Second, low control thresholds and a flexible equity structure. LQR House’s dispersed equity structure and small float make it easier for external capital to gain control quickly. This is particularly appealing for investors aiming to establish cross-border capital platforms. Leshner’s acquisition of a 56.9% controlling stake for $2.03 million is significantly more cost-effective than most capital operation scenarios.
Finally, the company has already begun to engage in crypto initiatives. Reports indicate that LQR House has injected $1 million in Bitcoin into its treasury and initiated crypto payment services, signaling its intent to bridge digital assets with traditional retail, thereby laying the groundwork for further integration into the crypto capital ecosystem.
Is a Compound Version of MicroStrategy on the Horizon?
Following MicroStrategy’s decision to incorporate Bitcoin into its balance sheet, a trend of “public companies holding crypto” has gained traction in global capital markets.
The pressing question now is: Will Leshner transform LQR House into the MicroStrategy of the DeFi sector? Is there potential for him to integrate $COMP or even crypto lending into LQR House, creating a new asset reserve and capital operation model?
It’s important to note that Leshner is not just the founder of Compound; he is also the founder of Superstate. Established in 2023, Superstate aims to target the on-chain fund and compliant tokenized asset space.
Unlike Compound, which focuses on pure DeFi users, Superstate seeks to provide traditional asset funds based on blockchain technology for institutional investors, with its first product being a tokenized version of a “short-term U.S. Treasury fund,” directly appealing to the traditional financial market.

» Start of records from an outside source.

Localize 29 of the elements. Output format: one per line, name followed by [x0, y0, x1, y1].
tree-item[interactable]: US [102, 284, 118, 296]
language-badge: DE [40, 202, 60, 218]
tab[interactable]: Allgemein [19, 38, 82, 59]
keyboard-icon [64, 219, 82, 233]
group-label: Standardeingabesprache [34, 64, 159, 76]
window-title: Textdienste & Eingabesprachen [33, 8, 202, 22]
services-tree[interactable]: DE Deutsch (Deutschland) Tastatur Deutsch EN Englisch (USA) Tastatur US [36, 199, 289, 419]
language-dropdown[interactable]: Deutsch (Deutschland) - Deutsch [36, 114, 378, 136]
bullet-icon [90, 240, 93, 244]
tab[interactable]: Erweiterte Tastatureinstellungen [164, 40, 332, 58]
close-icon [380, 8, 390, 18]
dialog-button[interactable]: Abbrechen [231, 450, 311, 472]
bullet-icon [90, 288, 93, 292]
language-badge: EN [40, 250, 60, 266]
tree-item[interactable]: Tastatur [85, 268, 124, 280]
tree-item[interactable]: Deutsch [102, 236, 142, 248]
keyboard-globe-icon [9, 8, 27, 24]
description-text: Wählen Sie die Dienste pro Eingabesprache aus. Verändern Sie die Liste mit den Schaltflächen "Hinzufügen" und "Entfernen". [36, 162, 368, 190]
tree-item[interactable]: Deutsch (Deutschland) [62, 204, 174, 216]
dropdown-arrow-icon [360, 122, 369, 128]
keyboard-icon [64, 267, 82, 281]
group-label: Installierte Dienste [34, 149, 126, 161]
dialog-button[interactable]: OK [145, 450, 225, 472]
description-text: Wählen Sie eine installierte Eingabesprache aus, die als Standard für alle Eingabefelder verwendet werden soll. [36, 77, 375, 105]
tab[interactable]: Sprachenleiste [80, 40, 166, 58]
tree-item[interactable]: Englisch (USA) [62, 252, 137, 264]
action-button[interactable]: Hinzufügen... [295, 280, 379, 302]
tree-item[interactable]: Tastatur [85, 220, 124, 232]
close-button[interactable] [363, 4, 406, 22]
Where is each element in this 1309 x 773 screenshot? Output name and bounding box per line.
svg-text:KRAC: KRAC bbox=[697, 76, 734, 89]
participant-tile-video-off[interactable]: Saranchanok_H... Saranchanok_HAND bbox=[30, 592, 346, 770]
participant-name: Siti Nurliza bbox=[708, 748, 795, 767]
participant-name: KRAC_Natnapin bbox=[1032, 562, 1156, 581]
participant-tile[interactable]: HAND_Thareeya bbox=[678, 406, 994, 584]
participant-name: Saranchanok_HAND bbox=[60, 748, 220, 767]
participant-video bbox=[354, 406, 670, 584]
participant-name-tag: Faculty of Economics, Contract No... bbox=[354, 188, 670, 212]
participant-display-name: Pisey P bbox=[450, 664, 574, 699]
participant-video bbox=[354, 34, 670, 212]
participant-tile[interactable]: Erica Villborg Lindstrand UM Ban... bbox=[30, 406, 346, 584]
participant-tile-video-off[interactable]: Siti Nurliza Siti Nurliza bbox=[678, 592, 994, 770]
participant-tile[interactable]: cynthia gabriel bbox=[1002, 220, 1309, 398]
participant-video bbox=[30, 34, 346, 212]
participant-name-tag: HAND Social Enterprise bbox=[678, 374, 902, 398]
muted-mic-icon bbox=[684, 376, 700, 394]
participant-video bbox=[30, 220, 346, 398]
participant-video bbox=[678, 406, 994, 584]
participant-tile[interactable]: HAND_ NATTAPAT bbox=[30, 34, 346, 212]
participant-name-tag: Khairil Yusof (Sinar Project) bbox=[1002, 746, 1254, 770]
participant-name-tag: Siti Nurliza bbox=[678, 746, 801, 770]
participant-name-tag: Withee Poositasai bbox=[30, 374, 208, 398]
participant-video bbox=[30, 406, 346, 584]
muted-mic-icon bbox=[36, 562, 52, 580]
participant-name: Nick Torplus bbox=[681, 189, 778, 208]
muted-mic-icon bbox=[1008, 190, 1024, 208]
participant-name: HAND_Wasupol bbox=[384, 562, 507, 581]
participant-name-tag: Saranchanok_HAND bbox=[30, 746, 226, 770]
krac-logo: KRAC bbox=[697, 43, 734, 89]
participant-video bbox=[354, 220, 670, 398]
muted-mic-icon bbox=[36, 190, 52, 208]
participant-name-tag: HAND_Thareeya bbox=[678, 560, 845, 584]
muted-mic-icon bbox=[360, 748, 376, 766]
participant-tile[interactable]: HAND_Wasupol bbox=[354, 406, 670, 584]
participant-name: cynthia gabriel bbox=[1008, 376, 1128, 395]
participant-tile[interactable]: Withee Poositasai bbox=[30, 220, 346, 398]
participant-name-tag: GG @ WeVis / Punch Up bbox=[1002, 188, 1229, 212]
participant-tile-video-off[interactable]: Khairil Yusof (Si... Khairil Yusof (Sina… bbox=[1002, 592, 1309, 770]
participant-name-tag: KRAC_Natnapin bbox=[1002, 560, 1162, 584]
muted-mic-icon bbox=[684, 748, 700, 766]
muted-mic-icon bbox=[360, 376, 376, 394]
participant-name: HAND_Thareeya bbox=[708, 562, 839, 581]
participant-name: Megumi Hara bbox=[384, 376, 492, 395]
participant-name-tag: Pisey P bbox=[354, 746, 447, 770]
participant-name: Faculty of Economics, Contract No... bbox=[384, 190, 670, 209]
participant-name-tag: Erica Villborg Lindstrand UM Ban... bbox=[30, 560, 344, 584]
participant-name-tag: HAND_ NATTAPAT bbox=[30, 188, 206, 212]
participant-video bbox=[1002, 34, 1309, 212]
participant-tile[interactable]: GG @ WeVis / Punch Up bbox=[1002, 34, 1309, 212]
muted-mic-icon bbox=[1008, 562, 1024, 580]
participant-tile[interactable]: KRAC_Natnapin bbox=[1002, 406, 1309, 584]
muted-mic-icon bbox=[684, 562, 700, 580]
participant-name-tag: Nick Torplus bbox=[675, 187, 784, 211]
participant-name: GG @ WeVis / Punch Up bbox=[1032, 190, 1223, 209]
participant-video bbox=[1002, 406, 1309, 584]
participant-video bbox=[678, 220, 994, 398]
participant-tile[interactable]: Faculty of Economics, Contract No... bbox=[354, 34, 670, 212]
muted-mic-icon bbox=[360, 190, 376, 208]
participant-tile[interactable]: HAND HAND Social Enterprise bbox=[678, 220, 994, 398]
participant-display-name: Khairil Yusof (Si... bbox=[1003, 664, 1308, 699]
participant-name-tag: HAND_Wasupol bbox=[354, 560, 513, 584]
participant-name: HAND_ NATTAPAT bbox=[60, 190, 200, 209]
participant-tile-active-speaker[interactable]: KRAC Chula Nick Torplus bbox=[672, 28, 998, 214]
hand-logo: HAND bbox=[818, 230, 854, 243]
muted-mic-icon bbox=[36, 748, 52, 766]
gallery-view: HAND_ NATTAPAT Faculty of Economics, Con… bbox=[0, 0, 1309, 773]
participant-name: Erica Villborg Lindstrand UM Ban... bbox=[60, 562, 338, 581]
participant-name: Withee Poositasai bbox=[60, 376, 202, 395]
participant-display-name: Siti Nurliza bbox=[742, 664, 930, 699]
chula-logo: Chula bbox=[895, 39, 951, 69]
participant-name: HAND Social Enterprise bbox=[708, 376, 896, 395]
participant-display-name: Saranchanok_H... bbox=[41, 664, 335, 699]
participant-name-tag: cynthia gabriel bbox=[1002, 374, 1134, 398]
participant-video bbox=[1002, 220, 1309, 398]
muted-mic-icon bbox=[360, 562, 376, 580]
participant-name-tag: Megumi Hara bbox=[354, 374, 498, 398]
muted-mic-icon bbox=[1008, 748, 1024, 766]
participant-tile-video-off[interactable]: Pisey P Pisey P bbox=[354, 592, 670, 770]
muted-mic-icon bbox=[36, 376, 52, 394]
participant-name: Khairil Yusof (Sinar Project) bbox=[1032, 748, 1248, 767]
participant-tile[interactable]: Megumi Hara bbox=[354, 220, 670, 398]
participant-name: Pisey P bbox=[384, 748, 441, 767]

Superstate emphasizes on-chain compliance, asset tokenization, and institutional friendliness, aiming to bridge the gap between traditional finance and on-chain assets.
This may represent Leshner’s strategic vision for LQR House. As an existing Nasdaq-listed entity, LQR House serves as a “ticket” to the traditional financial market, potentially providing a public capital market showcase for Superstate’s compliant products, RWA business, or on-chain funds.
The synergy between the two could create a “listed platform under Superstate,” utilizing the public market to drive interest in on-chain products and offering a legitimate and compliant secondary market channel for Superstate’s fundraising efforts.
Moreover, LQR House’s previous initiatives in crypto payments and digital assets could act as a “testing ground” for Superstate’s offerings.
This approach differs from MicroStrategy’s mere inclusion of Bitcoin in its financial reports or SharpLink Gaming’s Ethereum holdings; Leshner may aim to embed on-chain funds and tokenized assets into the capital operations of a publicly listed company.
This endeavor seeks to genuinely integrate “on-chain capital” into the traditional financial framework, creating a compliant DeFi-TradFi linkage model.
Ultimately, this represents a deeper experiment—not just a narrative about holding crypto, but a comprehensive story about capital.